8. Coconut by Florence Olájídé
The young Olájídé is sent by her Nigerian parents to a white foster family in Britain and then returns with her family to Nigeria years later where she struggles to reconcile being a young Nigerian woman who was brought up in Britain. The culture clash, the unfamiliarity of home, and the yearning to return to England, combined with the pride of being Nigerian, are all beautifully addressed.

9. Assembly by Natasha Brown
Don’t be fooled by the length of this novella of less than 100 pages – it packs a serious punch. Told in snapshots, the story follows an unnamed Black woman as she visits her white boyfriend’s parents’ house in rural England for a party, against the backdrop of her disillusion and discomfort with the multiple identities she has been forced to adopt working in the City and mixing with the white middle class.

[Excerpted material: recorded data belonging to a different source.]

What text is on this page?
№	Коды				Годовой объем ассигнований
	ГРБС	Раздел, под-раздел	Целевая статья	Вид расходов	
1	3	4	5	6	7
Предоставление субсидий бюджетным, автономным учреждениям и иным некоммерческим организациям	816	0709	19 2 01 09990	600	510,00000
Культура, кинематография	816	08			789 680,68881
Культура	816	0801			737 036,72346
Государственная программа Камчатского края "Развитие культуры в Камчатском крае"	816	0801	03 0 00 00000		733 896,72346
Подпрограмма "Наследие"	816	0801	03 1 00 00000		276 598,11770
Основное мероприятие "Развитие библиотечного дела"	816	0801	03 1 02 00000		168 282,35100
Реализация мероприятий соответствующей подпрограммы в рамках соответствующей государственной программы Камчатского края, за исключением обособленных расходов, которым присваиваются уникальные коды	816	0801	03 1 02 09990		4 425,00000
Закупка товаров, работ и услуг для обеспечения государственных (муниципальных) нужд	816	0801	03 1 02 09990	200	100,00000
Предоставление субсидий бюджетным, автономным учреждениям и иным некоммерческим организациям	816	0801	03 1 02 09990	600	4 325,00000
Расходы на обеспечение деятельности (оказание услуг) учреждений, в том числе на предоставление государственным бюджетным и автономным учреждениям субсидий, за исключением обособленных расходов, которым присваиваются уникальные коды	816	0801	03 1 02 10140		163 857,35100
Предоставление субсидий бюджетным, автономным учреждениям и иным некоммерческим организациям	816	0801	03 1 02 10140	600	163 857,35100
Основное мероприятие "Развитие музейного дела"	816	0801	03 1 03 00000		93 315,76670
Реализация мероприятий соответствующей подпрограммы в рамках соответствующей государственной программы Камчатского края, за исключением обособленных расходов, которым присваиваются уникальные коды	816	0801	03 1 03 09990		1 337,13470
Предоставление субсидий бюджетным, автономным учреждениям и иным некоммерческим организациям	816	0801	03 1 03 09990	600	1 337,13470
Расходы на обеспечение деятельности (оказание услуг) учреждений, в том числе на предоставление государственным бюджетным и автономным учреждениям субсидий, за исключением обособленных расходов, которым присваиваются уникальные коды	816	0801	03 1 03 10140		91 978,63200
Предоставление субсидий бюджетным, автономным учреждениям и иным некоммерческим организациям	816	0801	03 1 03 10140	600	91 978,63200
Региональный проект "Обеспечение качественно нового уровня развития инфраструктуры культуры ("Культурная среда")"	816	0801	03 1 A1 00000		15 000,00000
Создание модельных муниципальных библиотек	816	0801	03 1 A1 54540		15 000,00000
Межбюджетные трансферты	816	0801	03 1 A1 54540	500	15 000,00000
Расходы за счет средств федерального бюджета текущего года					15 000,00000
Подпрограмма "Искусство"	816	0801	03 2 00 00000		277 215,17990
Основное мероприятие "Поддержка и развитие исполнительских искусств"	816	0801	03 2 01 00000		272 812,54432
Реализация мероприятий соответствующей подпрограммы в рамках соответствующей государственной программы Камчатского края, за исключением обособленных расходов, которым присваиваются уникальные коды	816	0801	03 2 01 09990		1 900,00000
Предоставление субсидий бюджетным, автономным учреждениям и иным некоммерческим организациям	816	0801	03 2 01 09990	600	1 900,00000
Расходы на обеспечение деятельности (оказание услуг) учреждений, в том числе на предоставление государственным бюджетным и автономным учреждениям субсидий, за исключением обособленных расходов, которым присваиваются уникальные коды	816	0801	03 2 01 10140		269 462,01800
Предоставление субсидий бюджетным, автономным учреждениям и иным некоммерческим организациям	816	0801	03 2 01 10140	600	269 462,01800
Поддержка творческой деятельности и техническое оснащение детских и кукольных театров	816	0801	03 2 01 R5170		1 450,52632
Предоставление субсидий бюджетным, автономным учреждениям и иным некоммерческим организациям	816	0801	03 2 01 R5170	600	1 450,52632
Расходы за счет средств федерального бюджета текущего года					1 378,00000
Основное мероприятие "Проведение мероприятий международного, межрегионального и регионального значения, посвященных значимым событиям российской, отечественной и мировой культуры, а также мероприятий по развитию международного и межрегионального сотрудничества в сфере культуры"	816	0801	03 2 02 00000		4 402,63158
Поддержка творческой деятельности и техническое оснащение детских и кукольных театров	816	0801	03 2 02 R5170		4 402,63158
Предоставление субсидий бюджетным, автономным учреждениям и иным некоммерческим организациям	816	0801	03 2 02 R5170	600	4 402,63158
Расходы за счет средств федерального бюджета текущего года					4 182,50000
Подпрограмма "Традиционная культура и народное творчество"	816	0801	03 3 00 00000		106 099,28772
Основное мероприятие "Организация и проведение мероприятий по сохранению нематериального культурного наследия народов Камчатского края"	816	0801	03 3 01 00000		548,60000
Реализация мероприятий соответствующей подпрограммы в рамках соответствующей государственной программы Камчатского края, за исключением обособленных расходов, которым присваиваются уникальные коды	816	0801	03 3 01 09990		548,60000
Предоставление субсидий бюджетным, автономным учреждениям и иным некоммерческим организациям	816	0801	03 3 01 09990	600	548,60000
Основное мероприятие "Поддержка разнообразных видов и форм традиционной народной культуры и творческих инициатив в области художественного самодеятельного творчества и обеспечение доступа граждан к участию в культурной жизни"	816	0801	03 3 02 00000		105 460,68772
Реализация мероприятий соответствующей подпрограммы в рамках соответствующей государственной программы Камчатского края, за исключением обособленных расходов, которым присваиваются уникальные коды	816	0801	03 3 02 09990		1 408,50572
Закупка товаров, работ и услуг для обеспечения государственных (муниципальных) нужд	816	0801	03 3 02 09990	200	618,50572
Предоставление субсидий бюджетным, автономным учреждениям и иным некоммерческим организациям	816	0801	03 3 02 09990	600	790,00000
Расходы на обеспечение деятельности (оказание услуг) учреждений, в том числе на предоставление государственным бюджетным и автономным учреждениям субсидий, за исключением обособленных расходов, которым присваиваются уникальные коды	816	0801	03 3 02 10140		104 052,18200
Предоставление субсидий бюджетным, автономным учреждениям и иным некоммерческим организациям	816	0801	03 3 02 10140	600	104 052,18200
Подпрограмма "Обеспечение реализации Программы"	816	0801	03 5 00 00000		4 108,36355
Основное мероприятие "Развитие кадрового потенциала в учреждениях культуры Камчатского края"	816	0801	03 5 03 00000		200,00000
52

Ultimately, she must make a choice about her life.

10. The Death of Jim Loney by James Welch
This haunting classic explores the potentially devastating consequences of a failure to reconcile dual heritages. The protagonist is of mixed Native American and white blood and despite a happy enough childhood, he ends up drifting into sadness and an identity crisis that his girlfriend and his sister both misunderstand.

We Are All Birds of Uganda by Hafsa Zayyan is published by #Merky Books (£12.99). It is shortlisted for the Goldsboro Books Glass Bell award 2022, whose winner will be announced on Thursday 8 September.